Aurore PlusDOUALA - 24 Juin 2005
© FRANCOIS LASIER, Aurore Plus

Les Camerounais constatent aujourd’hui que la bataille de Bakassi était loin d’être terminée avec le verdict de la Haye. Il faut aujourd’hui préparer une autre. Qui n‘est plus du ressort de la Cour Internationale de Justice.

Les observateurs étaient très peu nombreux en 2002 à ne pas jubiler à la lecture du verdict de la Cour internationale de Justice sur le conflit de Bakassi. La CIJ avait certes reconnu la camerounité de la presqu’île, mais les initiés savaient que le verdict était inapplicable sur le terrain.
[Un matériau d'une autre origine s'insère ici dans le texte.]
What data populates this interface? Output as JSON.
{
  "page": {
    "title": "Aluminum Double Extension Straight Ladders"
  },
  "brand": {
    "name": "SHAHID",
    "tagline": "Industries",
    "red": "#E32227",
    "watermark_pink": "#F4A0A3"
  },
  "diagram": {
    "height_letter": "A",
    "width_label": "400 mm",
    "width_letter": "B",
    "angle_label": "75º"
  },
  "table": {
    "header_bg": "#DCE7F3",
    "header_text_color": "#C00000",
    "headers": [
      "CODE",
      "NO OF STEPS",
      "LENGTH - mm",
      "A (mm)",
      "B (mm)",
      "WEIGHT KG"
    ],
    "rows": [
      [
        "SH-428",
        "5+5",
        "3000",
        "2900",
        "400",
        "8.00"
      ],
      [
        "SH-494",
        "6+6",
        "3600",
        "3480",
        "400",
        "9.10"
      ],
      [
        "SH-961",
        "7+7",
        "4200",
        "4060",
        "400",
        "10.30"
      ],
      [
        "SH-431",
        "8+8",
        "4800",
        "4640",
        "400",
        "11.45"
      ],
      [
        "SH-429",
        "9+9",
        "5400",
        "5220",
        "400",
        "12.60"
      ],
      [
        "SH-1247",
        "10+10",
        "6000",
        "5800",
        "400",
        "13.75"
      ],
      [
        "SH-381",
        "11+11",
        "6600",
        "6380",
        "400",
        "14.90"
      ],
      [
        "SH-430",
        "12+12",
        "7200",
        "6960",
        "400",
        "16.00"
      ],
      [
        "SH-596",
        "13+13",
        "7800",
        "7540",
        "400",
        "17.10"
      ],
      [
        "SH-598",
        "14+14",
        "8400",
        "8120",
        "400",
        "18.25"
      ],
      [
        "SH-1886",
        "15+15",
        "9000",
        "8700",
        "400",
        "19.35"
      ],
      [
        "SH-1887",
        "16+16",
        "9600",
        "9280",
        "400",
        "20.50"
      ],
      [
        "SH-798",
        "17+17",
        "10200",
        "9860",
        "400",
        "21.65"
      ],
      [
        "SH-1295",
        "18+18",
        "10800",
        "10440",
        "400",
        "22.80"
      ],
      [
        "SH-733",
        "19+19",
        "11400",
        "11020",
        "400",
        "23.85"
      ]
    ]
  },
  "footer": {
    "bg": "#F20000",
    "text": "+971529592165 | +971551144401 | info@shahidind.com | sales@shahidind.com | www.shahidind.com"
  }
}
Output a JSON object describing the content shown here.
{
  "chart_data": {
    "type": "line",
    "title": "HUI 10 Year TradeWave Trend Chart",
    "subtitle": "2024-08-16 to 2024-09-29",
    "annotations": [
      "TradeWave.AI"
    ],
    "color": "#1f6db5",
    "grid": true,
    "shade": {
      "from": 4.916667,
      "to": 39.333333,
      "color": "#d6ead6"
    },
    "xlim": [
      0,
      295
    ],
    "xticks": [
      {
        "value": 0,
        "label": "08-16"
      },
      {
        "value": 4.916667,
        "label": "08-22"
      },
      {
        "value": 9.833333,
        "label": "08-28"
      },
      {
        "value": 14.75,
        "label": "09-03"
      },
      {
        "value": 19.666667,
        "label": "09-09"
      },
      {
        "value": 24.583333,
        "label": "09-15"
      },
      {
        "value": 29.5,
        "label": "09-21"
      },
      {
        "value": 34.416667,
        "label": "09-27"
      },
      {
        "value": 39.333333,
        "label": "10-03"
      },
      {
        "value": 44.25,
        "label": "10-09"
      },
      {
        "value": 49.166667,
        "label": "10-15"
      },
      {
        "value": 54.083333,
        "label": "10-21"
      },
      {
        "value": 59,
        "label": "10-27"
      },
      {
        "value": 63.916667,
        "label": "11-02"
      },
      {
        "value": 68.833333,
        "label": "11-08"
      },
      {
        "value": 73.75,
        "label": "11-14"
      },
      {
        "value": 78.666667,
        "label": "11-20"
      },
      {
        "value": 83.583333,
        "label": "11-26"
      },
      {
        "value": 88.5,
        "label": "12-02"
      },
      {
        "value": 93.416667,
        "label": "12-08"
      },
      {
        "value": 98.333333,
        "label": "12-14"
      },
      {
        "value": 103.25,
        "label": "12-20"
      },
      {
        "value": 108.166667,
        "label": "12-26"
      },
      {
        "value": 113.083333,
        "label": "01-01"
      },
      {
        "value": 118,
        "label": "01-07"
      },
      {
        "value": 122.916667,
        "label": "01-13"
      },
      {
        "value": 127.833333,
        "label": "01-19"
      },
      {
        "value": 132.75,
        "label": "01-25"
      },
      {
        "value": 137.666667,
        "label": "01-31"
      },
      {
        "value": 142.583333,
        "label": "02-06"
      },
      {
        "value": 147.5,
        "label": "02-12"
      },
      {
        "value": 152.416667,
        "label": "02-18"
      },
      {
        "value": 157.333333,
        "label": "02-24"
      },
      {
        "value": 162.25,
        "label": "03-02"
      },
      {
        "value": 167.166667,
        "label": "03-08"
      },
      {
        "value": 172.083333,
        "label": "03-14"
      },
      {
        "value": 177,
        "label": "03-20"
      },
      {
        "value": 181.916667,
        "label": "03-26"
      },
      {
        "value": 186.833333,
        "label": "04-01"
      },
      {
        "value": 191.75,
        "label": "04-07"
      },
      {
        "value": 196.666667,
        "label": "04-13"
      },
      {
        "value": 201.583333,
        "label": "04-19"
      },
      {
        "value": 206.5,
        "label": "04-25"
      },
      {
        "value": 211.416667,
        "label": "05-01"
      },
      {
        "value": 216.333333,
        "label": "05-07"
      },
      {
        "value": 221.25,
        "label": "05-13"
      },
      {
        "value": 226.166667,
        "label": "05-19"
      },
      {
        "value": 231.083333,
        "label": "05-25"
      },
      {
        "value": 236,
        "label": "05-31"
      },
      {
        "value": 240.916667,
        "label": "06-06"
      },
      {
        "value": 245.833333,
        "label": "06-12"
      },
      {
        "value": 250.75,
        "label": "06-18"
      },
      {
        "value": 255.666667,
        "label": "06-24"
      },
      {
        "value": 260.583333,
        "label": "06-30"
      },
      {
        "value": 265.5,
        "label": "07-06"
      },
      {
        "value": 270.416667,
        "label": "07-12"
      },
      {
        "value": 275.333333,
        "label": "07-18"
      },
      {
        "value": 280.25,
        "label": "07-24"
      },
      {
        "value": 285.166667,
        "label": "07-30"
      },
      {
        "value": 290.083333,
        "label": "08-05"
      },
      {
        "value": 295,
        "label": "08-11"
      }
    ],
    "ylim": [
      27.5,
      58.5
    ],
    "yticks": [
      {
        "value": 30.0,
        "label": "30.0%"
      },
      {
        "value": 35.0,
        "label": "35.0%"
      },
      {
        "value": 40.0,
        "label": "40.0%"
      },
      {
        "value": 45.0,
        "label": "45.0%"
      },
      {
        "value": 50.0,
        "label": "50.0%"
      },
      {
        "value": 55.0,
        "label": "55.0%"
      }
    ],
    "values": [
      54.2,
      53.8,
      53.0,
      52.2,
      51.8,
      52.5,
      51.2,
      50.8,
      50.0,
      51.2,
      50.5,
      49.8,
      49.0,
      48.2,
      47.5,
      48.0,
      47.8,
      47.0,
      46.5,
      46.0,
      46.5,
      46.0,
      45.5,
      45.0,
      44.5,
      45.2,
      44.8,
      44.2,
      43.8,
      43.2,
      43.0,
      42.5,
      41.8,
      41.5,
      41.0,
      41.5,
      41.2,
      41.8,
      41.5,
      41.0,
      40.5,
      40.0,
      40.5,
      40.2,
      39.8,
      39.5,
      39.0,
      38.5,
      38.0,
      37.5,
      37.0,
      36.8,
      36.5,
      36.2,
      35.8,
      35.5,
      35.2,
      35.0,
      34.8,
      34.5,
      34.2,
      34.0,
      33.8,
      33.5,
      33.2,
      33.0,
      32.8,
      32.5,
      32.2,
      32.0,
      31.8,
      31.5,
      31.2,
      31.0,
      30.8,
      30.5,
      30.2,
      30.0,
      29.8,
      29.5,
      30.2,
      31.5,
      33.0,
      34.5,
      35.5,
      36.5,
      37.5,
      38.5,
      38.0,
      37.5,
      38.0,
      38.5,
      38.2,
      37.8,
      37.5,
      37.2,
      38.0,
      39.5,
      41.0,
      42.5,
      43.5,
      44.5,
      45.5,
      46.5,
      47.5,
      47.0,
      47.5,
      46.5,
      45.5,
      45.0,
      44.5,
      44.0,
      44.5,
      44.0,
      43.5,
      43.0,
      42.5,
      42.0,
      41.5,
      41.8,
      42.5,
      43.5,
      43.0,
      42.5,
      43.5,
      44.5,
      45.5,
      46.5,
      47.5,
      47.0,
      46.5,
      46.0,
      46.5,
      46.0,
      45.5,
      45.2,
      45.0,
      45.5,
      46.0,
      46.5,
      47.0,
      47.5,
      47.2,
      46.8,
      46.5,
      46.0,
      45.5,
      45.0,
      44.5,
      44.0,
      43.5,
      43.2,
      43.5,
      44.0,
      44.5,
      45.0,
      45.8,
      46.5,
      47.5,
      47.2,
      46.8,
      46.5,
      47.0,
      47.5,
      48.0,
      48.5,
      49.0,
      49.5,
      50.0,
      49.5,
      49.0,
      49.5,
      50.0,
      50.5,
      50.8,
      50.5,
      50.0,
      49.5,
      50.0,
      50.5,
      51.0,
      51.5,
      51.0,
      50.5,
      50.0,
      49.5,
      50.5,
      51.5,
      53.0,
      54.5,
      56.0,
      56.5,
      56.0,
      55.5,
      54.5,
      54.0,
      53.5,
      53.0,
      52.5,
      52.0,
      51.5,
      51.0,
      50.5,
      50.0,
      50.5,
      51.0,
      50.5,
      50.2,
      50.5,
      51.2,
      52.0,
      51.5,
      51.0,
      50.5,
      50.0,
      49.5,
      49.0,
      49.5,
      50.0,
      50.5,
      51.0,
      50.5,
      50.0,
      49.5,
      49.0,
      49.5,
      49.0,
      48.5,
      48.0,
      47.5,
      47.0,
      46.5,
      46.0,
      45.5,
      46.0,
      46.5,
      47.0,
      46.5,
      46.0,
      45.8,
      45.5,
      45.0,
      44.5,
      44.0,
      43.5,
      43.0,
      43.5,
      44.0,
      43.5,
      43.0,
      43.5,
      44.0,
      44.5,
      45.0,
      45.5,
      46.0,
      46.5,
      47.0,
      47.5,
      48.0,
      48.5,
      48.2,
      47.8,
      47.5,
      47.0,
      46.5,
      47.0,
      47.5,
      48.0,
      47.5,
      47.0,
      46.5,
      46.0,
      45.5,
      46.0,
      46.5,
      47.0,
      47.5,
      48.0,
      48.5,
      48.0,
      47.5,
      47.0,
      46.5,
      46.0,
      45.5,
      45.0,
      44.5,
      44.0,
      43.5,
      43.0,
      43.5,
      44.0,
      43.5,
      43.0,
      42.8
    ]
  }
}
Le verdict de la CIJ ne fixait aucun délai pour le retrait des troupes nigérianes, pas plus qu’il ne prévoyait des voies de recours en cas de non respect du verdict par la partie nigériane.

Or les avocats et les experts camerounais s’attendaient à beaucoup plus qu'une réparation, sous le contrôle du Conseil de sécurité de l’Onu du préjudice subi par le Cameroun du fait de l'occupation d'une partie du territoire camerounais par le Nigeria. Les ressources pétrolières et halieutiques de la presqu’île sont exploitées depuis par des multinationales, pour le compte du Nigeria qui en est devenu le premier producteur d’Afrique noire et un des ténors de l’Opep alors que le Cameroun menace dangereusement d’être rayé de la carte des pays producteurs de pétrole.


Alerte maximum

En l’espace de deux semaines, les troupes nigérianes ont perpétré deux attaques contre les installations militaires camerounaises à Bakassi. Cette fois, l’affaire n’est plus du ressort de la Cour internationale de Justice. Une commission d’enquête ad hoc devra être constituée pour établir les responsabilités et pour apprécier si on devra s’en tenir à la Convention de Genève ou, à défaut, au droit de la Guerre. Nous sommes en plein dans une affaire différente du conflit frontalier sur Bakassi.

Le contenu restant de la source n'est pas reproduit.